# The English Dancing Master



## Taggart (Feb 14, 2013)

Playford's publication of _The English Dancing Master_ in 1651 is the start of a new trend of dancing manuals in English.

The aim of this thread is to examine the dance forms, the tunes and the people. Who, for example, was Mr Isaac (a choreographer) after whom the maggot is named? Or Mr Beveridge?


----------



## Mandryka (Feb 22, 2013)

You might want to explore Martin Erhardt's group have done with improvised dance music, a group called Al Improvviso. And Guillermo Pérez too, with his group Tasto Solo, though in his case the focus is earlier. I'm sure both of them will be friendly if you emailed them.


----------



## Taggart (Feb 14, 2013)

Thanks for that :tiphat: - they're mostly too early and too European. Much more interested in the Broadside Band and Jeremy Barlow who has edited a complete Playford or (slightly later) Green Ginger who also do Scottish dance and of course Jennifer Thorp (Archivist, New College Oxford and part of the editorial advisory committee for Historical Dance) who has researched widely in the area.


----------



## Mandryka (Feb 22, 2013)

Freddy Eichelberger on that Witches recording you were listening to is very good, there’s a Attaignant recording by him too which I like - Attaignant another compliler/publisher like Playford.

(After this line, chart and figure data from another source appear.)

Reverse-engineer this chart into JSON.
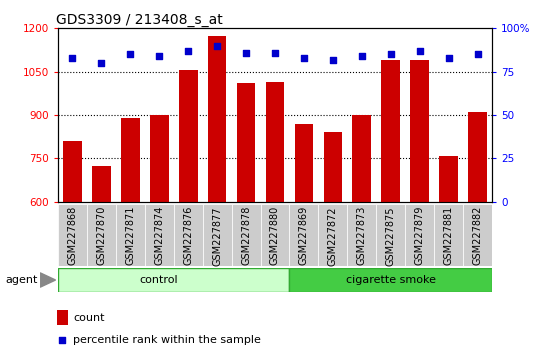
{
  "title": "GDS3309 / 213408_s_at",
  "samples": [
    "GSM227868",
    "GSM227870",
    "GSM227871",
    "GSM227874",
    "GSM227876",
    "GSM227877",
    "GSM227878",
    "GSM227880",
    "GSM227869",
    "GSM227872",
    "GSM227873",
    "GSM227875",
    "GSM227879",
    "GSM227881",
    "GSM227882"
  ],
  "counts": [
    810,
    725,
    890,
    900,
    1055,
    1175,
    1010,
    1015,
    870,
    840,
    900,
    1090,
    1090,
    760,
    910
  ],
  "percentiles": [
    83,
    80,
    85,
    84,
    87,
    90,
    86,
    86,
    83,
    82,
    84,
    85,
    87,
    83,
    85
  ],
  "n_control": 8,
  "ylim_left": [
    600,
    1200
  ],
  "ylim_right": [
    0,
    100
  ],
  "yticks_left": [
    600,
    750,
    900,
    1050,
    1200
  ],
  "yticks_right": [
    0,
    25,
    50,
    75,
    100
  ],
  "bar_color": "#cc0000",
  "dot_color": "#0000cc",
  "control_color": "#ccffcc",
  "smoke_color": "#44cc44",
  "tick_label_bg": "#cccccc",
  "plot_bg": "#ffffff",
  "agent_label": "agent",
  "control_label": "control",
  "smoke_label": "cigarette smoke",
  "legend_count": "count",
  "legend_pct": "percentile rank within the sample",
  "title_fontsize": 10,
  "tick_fontsize": 7.5,
  "label_fontsize": 7,
  "group_fontsize": 8,
  "legend_fontsize": 8,
  "bar_width": 0.65
}
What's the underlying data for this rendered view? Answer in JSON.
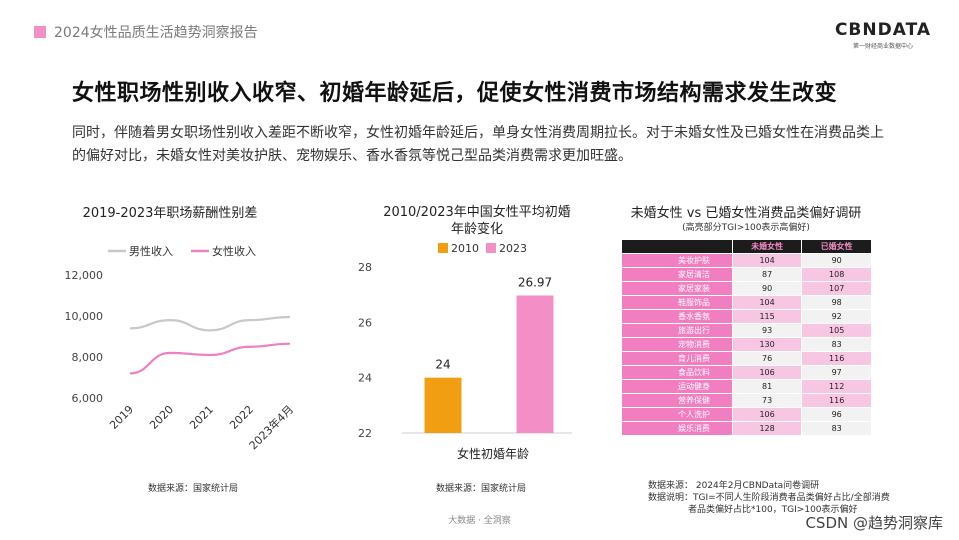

There’s a recording with some Playford by one of my favourite ensembles, called The Harp Consort.


----------



## Dorsetmike (Sep 26, 2018)

Some Playford and other dances


----------



## Dirge (Apr 10, 2012)

This site seems to provide the kind of info that you're looking for:

https://tunearch.org/wiki/TTA

You can search for a tune directly using the search box atop the page or browse all tunes in the archive:

https://tunearch.org/wiki/Category:Tune

The main tune page gives the music and basic data; click the *Tune annotations* link to get historical info, etc. Here's what you get for "Mr. Isaac's Maggot":

https://tunearch.org/wiki/Mr._Isaac’s_Maggot (main tune page)
https://tunearch.org/wiki/Annotation:Mr._Isaac’s_Maggot (tune annotations page)

The site is slow and hesitant to respond at times, but it seems to have a lot of information.


----------